The patient was experiencing fatigue, light-headedness and difficulty climbing stairs. After a week or effort to see his doctor -- or any doctor -- he was granted an audience with a physician, who ran a blood test and told him to await the results at home. After a week of waiting, he finally called his HMO and asked for the results of the blood test. He was told that the test revealed no abnormalities. At the urging of friends, he sought out an HIV specialist who ordered the same test to see if there was any reason to suspect anemia, a common cause of fatigue. Within minutes the patient learned that his hemoglobin count, which in healthy seronegative men is around 16, was at a low of four. The patient received a transfusion the next day. When the HMO was confronted with this glaring bit of malpractice, their response was typically chilling: “We sould expect to see anemia in an HIV patient.” They apparently would not expect to do anything about it, however.

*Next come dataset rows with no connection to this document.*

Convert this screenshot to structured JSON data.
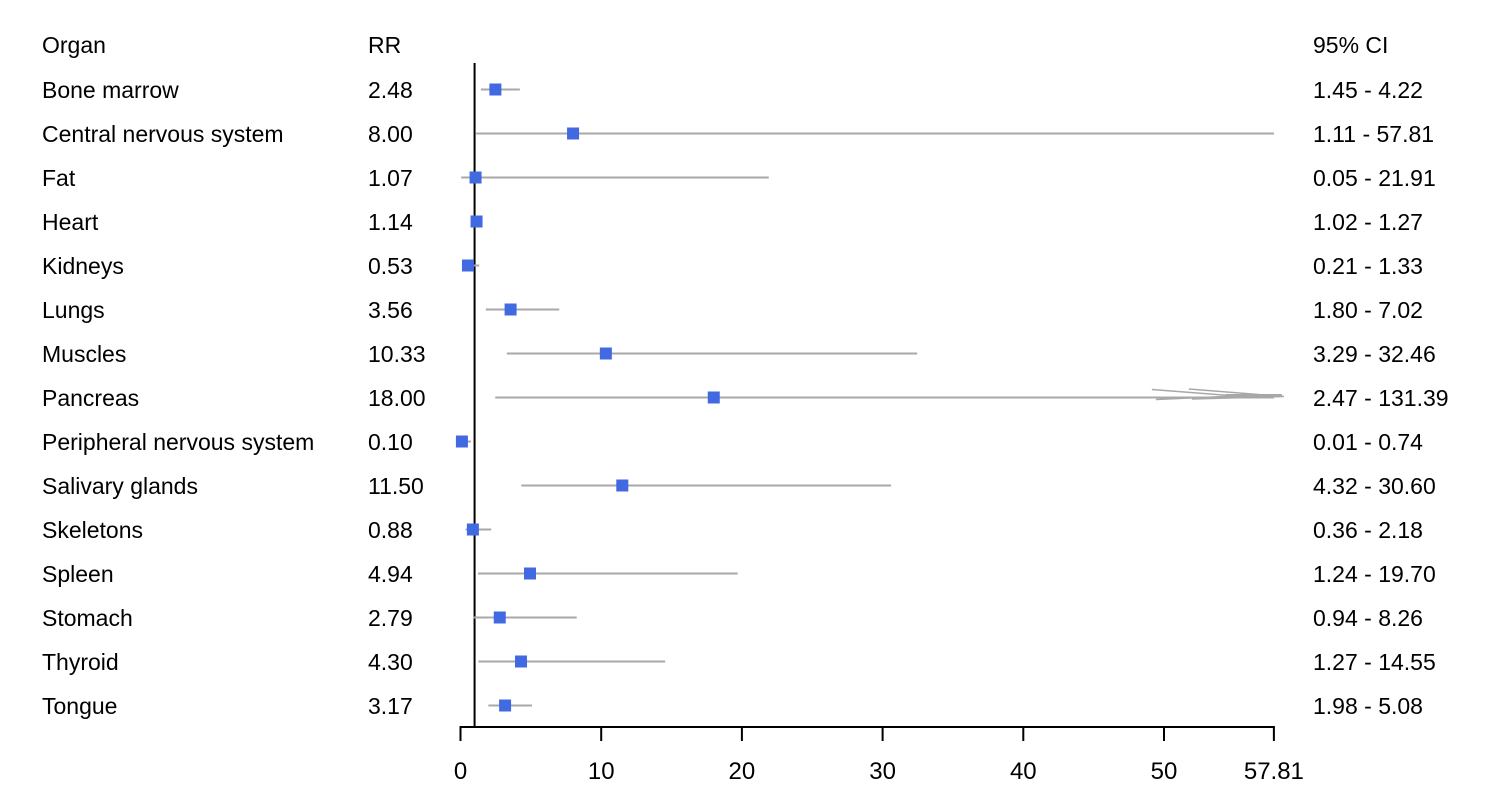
{
  "chart_data": {
    "type": "scatter",
    "subtype": "forest-plot",
    "title": "",
    "xlabel": "",
    "ylabel": "",
    "grid": false,
    "legend": false,
    "xlim": [
      0,
      57.81
    ],
    "xticks": [
      0,
      10,
      20,
      30,
      40,
      50,
      57.81
    ],
    "xtick_labels": [
      "0",
      "10",
      "20",
      "30",
      "40",
      "50",
      "57.81"
    ],
    "reference_line_x": 1,
    "columns": {
      "organ": "Organ",
      "rr": "RR",
      "ci": "95% CI"
    },
    "rows": [
      {
        "organ": "Bone marrow",
        "rr": 2.48,
        "rr_label": "2.48",
        "ci_low": 1.45,
        "ci_high": 4.22,
        "ci_label": "1.45 - 4.22"
      },
      {
        "organ": "Central nervous system",
        "rr": 8.0,
        "rr_label": "8.00",
        "ci_low": 1.11,
        "ci_high": 57.81,
        "ci_label": "1.11 - 57.81"
      },
      {
        "organ": "Fat",
        "rr": 1.07,
        "rr_label": "1.07",
        "ci_low": 0.05,
        "ci_high": 21.91,
        "ci_label": "0.05 - 21.91"
      },
      {
        "organ": "Heart",
        "rr": 1.14,
        "rr_label": "1.14",
        "ci_low": 1.02,
        "ci_high": 1.27,
        "ci_label": "1.02 - 1.27"
      },
      {
        "organ": "Kidneys",
        "rr": 0.53,
        "rr_label": "0.53",
        "ci_low": 0.21,
        "ci_high": 1.33,
        "ci_label": "0.21 - 1.33"
      },
      {
        "organ": "Lungs",
        "rr": 3.56,
        "rr_label": "3.56",
        "ci_low": 1.8,
        "ci_high": 7.02,
        "ci_label": "1.80 - 7.02"
      },
      {
        "organ": "Muscles",
        "rr": 10.33,
        "rr_label": "10.33",
        "ci_low": 3.29,
        "ci_high": 32.46,
        "ci_label": "3.29 - 32.46"
      },
      {
        "organ": "Pancreas",
        "rr": 18.0,
        "rr_label": "18.00",
        "ci_low": 2.47,
        "ci_high": 131.39,
        "ci_label": "2.47 - 131.39"
      },
      {
        "organ": "Peripheral nervous system",
        "rr": 0.1,
        "rr_label": "0.10",
        "ci_low": 0.01,
        "ci_high": 0.74,
        "ci_label": "0.01 - 0.74"
      },
      {
        "organ": "Salivary glands",
        "rr": 11.5,
        "rr_label": "11.50",
        "ci_low": 4.32,
        "ci_high": 30.6,
        "ci_label": "4.32 - 30.60"
      },
      {
        "organ": "Skeletons",
        "rr": 0.88,
        "rr_label": "0.88",
        "ci_low": 0.36,
        "ci_high": 2.18,
        "ci_label": "0.36 - 2.18"
      },
      {
        "organ": "Spleen",
        "rr": 4.94,
        "rr_label": "4.94",
        "ci_low": 1.24,
        "ci_high": 19.7,
        "ci_label": "1.24 - 19.70"
      },
      {
        "organ": "Stomach",
        "rr": 2.79,
        "rr_label": "2.79",
        "ci_low": 0.94,
        "ci_high": 8.26,
        "ci_label": "0.94 - 8.26"
      },
      {
        "organ": "Thyroid",
        "rr": 4.3,
        "rr_label": "4.30",
        "ci_low": 1.27,
        "ci_high": 14.55,
        "ci_label": "1.27 - 14.55"
      },
      {
        "organ": "Tongue",
        "rr": 3.17,
        "rr_label": "3.17",
        "ci_low": 1.98,
        "ci_high": 5.08,
        "ci_label": "1.98 - 5.08"
      }
    ],
    "colors": {
      "marker": "#4169e1",
      "ci_line": "#a8a8a8",
      "axis": "#000000",
      "reference_line": "#000000",
      "text": "#000000",
      "background": "#ffffff"
    }
  }
}
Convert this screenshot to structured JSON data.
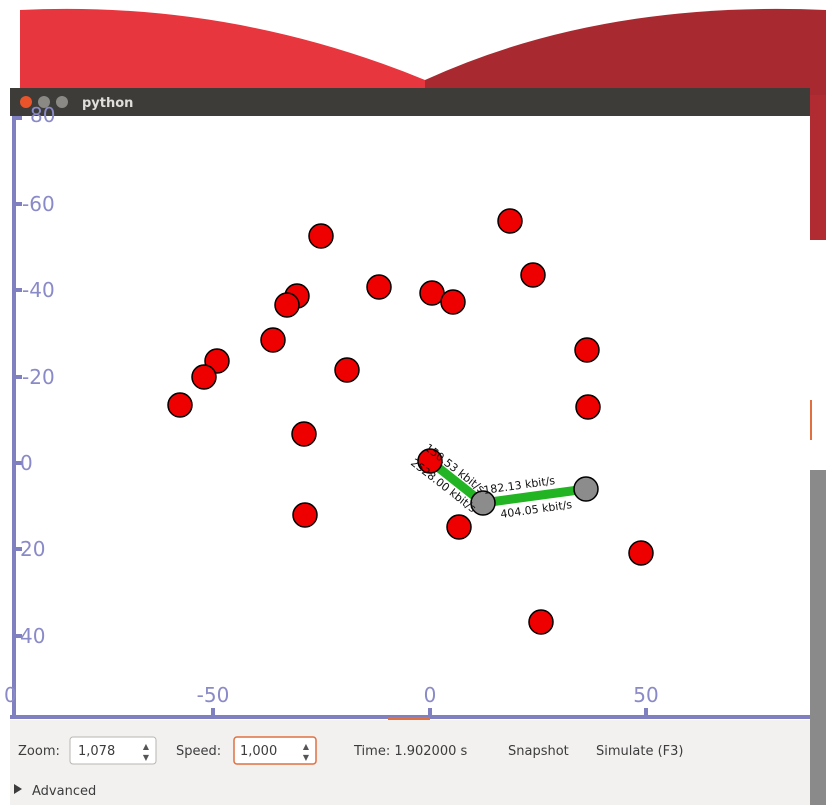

We who are sick with AIDS cannot afford managed care, especially the type of managed care provided by HMOs. You could be the patient I interviewed. Or this patient could be a friend of yours. This could be anyone faced by a catastrophic illness. Currently, only the American Association of Retired Persons (AARP) and AIDS Action Council have weighed into the national debate over health care with a pressing demand to know how all of us with catastrophic disease will be covered. We have much in common with the AARP. Perhaps we ought to link ourselves arm-in-arm with them and make ourselves heard. The time to do this is now. Soon, too soon, it will be too late.